気のむくまま

日々のこと、いつかのこと

台風の夜のいけない遊び

台風の記憶はいけない遊びと繋がってる。

台風が来ると何日も閉じ込められるような小さな島で育った。地すべりに巻き込まれた同級生がいたり、家の屋根が飛んだ親戚もいる。そういう島だ。

台風が来ると冷凍庫のものを出す。停電もお決まりなので溶けて使い物にならなくなる前に消費する。父は仕事場や趣味の船を海からあげるやら、母方の実家を見に行ったりと家にはいないので当てに出来ない。

あの年、台風が来て風が外で渦巻く夜中、母と私はろうそくの明かりの中で遊んだ。花札を持ってきて賭けをする。賭けの対象はミカン1房。傍らにはいつでも避難できるようにまとめた荷物とすやすや眠る幼い兄弟。

賭けに勝てた事はない。食べもしないミカンが次々と母の皿に積み上げられる。「あんたって本当に弱いのね」自慢げに言うその後から「さっきより風が強くなってきたわね」外の気配は気にしてる。私はあの頃花札を覚えた。

いよいよとなったら、二人で幼い兄弟と荷物を持って避難所に移動するからね。あんたは荷物を背負って一番大きい妹の手をしっかり繋いで離さずに行くのよ、私は幼子をおんぶして荷物を持つと母から言われていた。最初から役割分担は決まってた。二人で外を気にしながらろうそくの下、延々と花札をする。不思議と眠くはなかった。

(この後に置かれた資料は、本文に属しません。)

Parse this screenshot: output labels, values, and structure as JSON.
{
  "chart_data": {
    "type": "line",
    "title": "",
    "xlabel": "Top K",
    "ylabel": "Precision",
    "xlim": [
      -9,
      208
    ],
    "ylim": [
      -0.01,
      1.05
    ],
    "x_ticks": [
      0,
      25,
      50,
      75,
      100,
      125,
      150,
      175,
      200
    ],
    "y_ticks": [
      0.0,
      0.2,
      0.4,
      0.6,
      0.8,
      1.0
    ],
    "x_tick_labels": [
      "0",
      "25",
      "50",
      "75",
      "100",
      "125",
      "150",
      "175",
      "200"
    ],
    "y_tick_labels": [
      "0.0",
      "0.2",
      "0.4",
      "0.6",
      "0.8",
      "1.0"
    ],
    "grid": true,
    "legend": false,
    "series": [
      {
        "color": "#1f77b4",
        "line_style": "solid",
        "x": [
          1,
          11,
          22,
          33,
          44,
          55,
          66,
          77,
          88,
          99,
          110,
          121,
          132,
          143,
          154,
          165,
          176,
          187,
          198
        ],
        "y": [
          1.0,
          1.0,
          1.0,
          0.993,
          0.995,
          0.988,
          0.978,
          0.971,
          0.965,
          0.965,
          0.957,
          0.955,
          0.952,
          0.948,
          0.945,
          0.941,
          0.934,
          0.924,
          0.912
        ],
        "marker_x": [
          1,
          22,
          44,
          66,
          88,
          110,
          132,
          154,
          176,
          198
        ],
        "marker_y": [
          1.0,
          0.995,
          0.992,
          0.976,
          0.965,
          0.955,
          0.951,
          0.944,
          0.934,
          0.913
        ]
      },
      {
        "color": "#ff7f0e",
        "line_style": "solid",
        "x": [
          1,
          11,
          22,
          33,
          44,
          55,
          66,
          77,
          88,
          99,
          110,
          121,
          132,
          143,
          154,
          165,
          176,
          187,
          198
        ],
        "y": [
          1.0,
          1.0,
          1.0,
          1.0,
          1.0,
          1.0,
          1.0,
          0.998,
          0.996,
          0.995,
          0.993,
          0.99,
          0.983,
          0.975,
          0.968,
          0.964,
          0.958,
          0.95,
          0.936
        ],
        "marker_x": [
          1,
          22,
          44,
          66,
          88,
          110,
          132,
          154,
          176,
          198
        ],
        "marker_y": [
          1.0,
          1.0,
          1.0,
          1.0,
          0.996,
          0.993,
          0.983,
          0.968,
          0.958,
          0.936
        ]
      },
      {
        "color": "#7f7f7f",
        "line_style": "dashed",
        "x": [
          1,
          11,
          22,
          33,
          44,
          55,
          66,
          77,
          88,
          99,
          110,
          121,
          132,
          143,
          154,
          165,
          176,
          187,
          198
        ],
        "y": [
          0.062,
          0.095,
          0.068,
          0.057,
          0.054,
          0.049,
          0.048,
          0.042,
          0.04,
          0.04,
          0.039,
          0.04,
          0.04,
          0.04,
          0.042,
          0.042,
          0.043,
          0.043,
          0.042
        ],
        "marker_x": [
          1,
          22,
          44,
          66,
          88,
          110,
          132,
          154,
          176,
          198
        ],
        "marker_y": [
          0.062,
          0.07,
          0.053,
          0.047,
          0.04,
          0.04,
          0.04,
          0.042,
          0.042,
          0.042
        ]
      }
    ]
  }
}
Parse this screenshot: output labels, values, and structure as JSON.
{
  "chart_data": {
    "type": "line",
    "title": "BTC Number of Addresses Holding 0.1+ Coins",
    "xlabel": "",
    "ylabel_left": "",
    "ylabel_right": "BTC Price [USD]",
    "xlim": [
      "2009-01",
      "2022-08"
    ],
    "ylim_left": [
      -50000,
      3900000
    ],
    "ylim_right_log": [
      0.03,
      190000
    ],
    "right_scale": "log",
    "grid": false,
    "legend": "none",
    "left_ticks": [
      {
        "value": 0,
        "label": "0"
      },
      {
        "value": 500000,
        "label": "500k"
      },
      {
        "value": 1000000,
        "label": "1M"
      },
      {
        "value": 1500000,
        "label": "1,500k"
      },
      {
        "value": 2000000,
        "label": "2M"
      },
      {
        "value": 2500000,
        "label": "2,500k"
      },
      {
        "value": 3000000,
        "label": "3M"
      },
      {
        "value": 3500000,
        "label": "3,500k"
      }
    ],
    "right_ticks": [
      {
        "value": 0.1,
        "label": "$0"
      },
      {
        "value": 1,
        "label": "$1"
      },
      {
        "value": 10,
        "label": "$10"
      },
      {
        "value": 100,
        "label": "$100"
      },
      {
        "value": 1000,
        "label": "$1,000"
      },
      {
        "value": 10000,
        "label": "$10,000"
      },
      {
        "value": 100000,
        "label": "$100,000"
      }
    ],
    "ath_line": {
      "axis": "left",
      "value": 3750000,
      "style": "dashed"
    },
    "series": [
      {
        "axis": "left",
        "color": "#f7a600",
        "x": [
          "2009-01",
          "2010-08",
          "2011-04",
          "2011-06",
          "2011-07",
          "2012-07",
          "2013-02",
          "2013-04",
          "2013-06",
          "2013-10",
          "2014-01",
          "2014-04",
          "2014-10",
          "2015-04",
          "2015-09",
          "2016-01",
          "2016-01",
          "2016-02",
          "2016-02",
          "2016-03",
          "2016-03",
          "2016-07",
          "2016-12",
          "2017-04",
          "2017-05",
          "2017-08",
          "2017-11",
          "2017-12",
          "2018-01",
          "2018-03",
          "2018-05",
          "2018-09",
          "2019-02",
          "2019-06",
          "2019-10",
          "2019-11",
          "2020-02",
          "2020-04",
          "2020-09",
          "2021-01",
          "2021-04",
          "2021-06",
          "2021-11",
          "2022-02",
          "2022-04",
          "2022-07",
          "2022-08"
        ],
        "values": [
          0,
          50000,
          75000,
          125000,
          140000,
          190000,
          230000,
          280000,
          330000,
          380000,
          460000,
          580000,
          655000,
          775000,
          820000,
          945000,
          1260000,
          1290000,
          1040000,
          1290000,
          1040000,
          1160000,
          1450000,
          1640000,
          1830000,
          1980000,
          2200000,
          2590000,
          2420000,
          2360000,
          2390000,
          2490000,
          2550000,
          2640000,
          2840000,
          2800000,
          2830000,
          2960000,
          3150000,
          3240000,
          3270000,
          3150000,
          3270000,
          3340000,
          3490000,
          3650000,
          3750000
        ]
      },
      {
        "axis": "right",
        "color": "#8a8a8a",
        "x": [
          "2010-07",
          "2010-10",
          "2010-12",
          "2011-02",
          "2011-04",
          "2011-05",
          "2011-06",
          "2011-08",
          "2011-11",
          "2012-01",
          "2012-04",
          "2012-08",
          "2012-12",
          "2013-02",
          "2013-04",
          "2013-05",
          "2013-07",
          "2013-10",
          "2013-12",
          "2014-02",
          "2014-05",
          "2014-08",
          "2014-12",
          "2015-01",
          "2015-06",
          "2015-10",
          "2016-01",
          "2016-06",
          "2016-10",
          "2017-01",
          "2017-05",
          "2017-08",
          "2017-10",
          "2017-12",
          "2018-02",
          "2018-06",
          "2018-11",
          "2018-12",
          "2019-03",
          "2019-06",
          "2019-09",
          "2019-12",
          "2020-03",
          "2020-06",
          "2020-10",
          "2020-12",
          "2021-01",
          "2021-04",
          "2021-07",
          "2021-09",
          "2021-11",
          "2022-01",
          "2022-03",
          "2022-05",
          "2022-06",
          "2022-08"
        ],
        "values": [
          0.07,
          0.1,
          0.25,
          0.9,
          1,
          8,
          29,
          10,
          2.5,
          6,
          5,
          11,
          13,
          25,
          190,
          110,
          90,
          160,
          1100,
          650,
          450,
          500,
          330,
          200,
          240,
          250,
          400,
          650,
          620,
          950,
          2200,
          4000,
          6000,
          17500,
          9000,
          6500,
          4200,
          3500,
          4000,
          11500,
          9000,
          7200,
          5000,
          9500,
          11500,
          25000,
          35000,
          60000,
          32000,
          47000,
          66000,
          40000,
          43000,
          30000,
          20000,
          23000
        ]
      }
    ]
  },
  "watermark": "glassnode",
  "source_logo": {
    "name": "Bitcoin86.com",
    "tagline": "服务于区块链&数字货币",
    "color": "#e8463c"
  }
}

翌年の台風、相変わらず母と花札をしていた夜中。1杯だけねと母がお酒を持ってきた。否、飲んだら避難出来んやんと言うと、1杯で歩けなくなったりしないわよと持ってきたグラスは、小さな小さなグラスだった。お酒の名前は憶えていないがミントのリキュールだと思う。母はミントが好きだった。私にも飲むように母は言った。口封じ、共犯者は裏切れないのよと母はいたずらっ子ぽい表情で言った。はじめてお酒に口をつけたのも台風の夜だった。